SUN Life Financial on Thursday reported a rise in first-quarter profit, as the life insurer was helped by strength in its Asia market and strong performance in its wealth and asset management business.
Canadian insurers, including Sun Life and Manulife Financial, are expanding in Asia to tap into a growing, under-insured middle class, helping them offset some of the weakness that they have been facing in the US market.
Manulife’s 3-percent rise in first-quarter profit was also partly driven by growth in its Asia business.
Sun Life’s underlying income from its Asia markets rose 11 percent to CA$197 million ($142 million) in the first quarter from the year-ago period.

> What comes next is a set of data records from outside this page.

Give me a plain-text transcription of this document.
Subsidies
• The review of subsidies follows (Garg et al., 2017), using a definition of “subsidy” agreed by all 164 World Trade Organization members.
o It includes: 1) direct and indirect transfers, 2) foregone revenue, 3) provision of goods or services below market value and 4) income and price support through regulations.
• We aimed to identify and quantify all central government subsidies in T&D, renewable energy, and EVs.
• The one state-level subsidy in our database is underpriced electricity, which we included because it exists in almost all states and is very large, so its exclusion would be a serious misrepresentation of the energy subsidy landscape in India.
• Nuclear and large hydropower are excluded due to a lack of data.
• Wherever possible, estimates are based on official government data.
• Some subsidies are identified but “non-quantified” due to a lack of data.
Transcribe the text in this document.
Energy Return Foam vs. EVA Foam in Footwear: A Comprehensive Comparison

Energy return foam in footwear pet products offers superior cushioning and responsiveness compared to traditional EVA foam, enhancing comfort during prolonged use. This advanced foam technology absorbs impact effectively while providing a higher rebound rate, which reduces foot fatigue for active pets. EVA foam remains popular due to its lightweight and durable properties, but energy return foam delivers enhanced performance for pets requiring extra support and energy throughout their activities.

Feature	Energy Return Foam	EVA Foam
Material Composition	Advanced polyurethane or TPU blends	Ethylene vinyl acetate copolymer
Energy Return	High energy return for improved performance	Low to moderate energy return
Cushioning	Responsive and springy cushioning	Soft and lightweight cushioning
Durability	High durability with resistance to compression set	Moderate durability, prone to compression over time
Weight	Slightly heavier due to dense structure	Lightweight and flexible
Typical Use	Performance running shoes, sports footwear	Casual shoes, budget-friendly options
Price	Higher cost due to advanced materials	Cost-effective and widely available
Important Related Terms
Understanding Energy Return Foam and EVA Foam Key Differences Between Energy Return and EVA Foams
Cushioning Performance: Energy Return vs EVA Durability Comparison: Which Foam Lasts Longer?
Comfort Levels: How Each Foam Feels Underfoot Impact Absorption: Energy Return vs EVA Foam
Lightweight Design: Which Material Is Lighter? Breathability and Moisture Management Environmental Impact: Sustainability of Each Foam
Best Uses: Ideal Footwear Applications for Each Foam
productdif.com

“In an increasingly complex business environment, we continue to advance on our Client Impact Strategy and strategic imperatives, underscored by new digital tools and capabilities, robust capital raising at SLC Management, and strong sales and distribution in Asia,” CEO Kevin Strain said in a statement.
Its domestic business also reported a 21-percent rise in underlying net income, while asset management reported a 19-percent jump to CA$487 million ($350 million).
The company’s net income was CA$928 million ($666.9 million), or CA$1.62 per share, for the three months ended March 31. That compares with a profit of CA$818 million ($588 million), or CA$1.40 ($1) per share, a year earlier.